MongoDB data sources are [MongoDB](https://www.mongodb.com/) collections that can be used as a source for feature data. The `MongoDBSource` points at a MongoDB collection and provides the metadata Feast needs to read historical features from the offline store's collection.

## Examples

Defining a MongoDB source:

```python
from feast.infra.offline_stores.contrib.mongodb_offline_store.mongodb import (
MongoDBSource,
)

driver_stats_source = MongoDBSource(
name="driver_stats",
timestamp_field="event_timestamp",
created_timestamp_column="created_at",
)
```

The `name` field becomes the `feature_view` discriminator stored in every document in the `feature_history` collection.

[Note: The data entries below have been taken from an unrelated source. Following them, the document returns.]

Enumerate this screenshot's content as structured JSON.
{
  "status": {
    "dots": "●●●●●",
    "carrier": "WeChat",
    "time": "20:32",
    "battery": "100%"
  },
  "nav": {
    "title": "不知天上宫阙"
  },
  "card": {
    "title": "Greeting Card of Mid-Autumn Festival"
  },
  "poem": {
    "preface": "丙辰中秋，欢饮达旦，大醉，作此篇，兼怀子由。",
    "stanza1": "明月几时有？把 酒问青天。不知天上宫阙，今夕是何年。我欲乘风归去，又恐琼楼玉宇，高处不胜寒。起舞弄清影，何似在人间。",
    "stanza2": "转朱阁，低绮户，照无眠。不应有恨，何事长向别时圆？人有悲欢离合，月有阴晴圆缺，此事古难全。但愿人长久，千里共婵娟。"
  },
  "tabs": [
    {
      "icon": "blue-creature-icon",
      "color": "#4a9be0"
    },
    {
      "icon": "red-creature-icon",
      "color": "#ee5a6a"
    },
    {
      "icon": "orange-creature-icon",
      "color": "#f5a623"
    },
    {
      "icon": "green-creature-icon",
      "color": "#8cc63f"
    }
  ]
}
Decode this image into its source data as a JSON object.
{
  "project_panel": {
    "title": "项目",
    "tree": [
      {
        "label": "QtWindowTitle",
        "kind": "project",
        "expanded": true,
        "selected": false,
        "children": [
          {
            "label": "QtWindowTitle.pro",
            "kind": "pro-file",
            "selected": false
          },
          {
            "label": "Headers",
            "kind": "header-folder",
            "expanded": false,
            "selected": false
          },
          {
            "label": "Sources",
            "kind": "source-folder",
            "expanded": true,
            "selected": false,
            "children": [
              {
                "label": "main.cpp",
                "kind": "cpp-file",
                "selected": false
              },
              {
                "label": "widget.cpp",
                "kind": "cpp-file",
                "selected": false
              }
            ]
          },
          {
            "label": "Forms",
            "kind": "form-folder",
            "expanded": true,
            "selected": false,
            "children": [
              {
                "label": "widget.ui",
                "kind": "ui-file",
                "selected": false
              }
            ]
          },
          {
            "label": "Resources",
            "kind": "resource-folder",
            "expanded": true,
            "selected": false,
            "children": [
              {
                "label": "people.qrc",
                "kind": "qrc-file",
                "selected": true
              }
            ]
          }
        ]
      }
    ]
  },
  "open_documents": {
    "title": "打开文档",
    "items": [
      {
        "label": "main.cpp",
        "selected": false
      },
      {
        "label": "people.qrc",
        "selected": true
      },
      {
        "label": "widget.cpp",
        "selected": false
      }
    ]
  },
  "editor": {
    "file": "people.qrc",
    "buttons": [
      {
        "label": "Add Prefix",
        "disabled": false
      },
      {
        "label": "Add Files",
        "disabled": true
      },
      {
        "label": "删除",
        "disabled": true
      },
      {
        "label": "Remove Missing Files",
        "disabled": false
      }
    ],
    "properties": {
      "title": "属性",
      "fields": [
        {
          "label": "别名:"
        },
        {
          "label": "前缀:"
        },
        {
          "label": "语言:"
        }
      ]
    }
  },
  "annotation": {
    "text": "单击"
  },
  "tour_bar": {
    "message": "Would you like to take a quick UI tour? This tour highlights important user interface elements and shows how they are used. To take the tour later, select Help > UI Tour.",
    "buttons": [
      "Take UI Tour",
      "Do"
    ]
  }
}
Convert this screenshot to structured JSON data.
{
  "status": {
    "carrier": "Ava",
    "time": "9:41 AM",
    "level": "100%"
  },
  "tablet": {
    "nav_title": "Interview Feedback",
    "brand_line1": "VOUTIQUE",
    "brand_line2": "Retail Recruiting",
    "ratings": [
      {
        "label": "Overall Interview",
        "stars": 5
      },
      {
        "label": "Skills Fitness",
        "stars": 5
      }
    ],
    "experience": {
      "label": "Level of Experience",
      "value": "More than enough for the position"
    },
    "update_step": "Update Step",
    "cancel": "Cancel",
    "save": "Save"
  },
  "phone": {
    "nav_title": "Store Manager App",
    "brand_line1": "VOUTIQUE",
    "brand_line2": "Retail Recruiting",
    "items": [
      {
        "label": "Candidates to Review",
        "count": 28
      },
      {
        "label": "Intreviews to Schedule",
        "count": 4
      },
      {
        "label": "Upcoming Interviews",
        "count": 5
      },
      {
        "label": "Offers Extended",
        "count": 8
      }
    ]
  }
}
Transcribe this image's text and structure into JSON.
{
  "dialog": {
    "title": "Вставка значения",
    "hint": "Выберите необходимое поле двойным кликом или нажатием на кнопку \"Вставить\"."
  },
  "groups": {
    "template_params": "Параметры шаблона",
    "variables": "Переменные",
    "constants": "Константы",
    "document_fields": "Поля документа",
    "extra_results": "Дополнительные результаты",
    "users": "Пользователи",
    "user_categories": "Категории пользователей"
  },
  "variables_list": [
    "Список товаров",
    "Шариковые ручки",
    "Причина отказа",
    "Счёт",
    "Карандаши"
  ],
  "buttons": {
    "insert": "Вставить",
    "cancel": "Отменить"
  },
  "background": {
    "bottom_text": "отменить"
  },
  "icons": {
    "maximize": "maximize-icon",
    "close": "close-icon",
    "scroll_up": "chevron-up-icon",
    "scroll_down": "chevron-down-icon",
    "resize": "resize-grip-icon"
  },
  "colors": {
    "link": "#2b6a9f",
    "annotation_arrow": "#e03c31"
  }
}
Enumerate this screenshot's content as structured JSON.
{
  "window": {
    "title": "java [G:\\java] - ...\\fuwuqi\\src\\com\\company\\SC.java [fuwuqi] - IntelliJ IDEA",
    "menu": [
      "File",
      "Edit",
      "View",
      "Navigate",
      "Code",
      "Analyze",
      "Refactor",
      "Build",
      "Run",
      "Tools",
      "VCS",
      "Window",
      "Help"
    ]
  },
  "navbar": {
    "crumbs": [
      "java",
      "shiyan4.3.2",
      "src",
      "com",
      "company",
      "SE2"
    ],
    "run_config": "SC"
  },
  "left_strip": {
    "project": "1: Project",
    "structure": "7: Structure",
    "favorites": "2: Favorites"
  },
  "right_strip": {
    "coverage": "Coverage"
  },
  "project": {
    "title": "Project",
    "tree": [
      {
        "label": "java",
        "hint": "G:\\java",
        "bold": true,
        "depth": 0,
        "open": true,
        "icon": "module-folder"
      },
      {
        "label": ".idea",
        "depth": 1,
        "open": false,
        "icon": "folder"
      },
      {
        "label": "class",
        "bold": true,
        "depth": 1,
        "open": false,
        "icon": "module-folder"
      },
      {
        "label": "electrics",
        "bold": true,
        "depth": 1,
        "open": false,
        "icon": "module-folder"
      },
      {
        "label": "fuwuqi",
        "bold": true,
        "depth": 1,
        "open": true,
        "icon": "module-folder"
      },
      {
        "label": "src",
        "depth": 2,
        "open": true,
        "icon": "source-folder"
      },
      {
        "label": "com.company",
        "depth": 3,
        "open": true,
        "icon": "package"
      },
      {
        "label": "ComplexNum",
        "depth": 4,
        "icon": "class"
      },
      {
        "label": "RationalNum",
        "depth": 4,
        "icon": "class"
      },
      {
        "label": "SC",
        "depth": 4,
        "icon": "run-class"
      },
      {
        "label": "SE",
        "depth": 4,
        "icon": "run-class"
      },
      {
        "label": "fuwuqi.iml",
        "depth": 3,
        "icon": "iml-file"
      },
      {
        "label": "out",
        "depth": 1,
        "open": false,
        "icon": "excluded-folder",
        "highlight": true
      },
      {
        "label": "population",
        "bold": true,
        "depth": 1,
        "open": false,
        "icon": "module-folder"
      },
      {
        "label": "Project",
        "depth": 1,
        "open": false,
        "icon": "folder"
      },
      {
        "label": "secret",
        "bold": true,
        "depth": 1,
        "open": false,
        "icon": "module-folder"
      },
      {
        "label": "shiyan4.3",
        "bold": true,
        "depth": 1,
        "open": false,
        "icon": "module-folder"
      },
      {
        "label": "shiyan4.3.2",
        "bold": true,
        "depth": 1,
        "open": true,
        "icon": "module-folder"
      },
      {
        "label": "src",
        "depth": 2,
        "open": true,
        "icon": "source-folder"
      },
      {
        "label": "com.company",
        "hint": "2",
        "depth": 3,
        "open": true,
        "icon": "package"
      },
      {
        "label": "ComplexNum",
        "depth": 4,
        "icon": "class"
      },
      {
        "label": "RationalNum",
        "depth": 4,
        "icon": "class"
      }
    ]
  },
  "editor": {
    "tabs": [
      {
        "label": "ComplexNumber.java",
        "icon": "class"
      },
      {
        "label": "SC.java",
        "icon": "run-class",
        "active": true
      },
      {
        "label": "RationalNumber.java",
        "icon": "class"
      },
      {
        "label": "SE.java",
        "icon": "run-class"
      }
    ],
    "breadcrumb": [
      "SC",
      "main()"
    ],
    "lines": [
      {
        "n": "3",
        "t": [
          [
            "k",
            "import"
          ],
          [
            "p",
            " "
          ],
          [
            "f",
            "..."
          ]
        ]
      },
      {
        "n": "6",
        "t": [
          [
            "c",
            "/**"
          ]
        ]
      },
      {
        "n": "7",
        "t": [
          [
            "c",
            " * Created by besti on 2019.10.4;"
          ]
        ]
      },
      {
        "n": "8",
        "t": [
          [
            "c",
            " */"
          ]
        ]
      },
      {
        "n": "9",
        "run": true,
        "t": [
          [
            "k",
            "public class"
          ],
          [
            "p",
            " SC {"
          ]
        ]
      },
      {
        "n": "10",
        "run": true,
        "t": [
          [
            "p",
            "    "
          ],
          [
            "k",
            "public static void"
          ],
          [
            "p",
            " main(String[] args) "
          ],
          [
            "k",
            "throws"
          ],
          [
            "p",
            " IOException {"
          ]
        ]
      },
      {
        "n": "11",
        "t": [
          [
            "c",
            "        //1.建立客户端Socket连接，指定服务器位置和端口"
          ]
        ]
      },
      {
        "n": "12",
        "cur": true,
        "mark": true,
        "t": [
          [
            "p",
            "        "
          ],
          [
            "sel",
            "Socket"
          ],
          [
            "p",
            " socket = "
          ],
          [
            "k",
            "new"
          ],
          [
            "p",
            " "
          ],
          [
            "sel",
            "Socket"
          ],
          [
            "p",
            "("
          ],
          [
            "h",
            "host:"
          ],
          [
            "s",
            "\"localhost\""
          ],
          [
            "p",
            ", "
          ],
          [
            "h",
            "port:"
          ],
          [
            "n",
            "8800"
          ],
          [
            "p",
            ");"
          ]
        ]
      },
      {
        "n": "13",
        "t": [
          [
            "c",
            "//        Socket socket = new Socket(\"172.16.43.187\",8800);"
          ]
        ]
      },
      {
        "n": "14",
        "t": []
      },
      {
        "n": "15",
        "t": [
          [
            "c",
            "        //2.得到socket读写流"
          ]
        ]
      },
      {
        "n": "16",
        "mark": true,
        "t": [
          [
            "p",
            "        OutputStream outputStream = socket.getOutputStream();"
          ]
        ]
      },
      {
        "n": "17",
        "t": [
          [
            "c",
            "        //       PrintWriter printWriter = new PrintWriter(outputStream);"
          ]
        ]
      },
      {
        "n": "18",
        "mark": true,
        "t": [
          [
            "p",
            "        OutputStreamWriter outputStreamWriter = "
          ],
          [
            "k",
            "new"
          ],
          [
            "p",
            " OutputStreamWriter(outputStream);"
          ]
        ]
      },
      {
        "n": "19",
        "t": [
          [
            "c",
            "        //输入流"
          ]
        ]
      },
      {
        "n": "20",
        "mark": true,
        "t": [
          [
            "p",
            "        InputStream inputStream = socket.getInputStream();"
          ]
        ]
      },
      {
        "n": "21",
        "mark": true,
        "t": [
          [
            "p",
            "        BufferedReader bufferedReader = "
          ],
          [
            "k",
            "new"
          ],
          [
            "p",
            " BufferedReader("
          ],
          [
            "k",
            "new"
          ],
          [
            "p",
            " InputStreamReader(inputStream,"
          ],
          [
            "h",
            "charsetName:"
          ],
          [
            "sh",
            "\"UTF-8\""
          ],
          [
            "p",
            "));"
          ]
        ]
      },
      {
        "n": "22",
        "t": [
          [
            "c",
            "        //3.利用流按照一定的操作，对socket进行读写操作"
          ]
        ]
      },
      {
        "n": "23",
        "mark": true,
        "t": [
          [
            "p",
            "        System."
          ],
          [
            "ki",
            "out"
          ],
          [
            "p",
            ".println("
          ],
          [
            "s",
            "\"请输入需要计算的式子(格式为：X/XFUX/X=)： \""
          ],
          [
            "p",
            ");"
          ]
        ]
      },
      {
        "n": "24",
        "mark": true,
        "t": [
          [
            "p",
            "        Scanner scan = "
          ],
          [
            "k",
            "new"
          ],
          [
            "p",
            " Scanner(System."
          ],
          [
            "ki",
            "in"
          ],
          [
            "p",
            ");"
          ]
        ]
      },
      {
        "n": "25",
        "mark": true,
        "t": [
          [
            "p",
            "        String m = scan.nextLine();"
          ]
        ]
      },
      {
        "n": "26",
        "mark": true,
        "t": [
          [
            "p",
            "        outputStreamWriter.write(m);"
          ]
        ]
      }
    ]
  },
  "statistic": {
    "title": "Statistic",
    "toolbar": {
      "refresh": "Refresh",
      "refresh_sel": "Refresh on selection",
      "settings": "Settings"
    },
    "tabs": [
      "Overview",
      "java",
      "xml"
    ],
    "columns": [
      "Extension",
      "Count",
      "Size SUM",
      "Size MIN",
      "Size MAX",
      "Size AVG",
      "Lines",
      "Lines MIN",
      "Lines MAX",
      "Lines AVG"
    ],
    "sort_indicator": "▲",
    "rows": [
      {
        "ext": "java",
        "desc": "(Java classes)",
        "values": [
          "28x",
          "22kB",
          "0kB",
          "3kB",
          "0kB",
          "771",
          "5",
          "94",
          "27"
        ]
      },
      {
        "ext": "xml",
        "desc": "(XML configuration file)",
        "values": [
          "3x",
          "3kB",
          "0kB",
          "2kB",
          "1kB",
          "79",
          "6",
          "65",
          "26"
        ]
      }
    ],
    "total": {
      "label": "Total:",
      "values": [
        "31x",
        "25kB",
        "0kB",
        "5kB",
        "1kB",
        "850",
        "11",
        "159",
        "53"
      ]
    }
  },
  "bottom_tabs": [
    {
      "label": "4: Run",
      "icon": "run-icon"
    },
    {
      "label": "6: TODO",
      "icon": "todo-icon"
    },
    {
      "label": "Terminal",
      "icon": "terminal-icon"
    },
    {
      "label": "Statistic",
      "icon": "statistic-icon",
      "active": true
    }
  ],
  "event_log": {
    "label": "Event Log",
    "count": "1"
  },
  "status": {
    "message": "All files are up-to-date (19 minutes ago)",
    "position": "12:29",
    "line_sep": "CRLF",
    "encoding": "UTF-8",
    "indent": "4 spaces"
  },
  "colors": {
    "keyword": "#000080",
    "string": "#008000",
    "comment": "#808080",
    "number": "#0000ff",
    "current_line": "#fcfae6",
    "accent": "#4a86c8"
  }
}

Configuration options such as `connection_string`, `database`, and `collection` are inherited from the offline store configuration in `feature_store.yaml`.

The full set of configuration options is available [here](https://rtd.feast.dev/en/master/#feast.infra.offline_stores.contrib.mongodb_offline_store.mongodb.MongoDBSource).

## Vector Search

The MongoDB online store supports [Atlas Vector Search](https://www.mongodb.com/docs/atlas/atlas-vector-search/), enabling similarity search over feature embeddings stored in MongoDB Atlas. This is powered by the `$vectorSearch` aggregation stage and requires MongoDB Atlas (or the `mongodb/mongodb-atlas-local` Docker image for local development).

See [PR #6344](https://github.com/feast-dev/feast/pull/6344) for full implementation details.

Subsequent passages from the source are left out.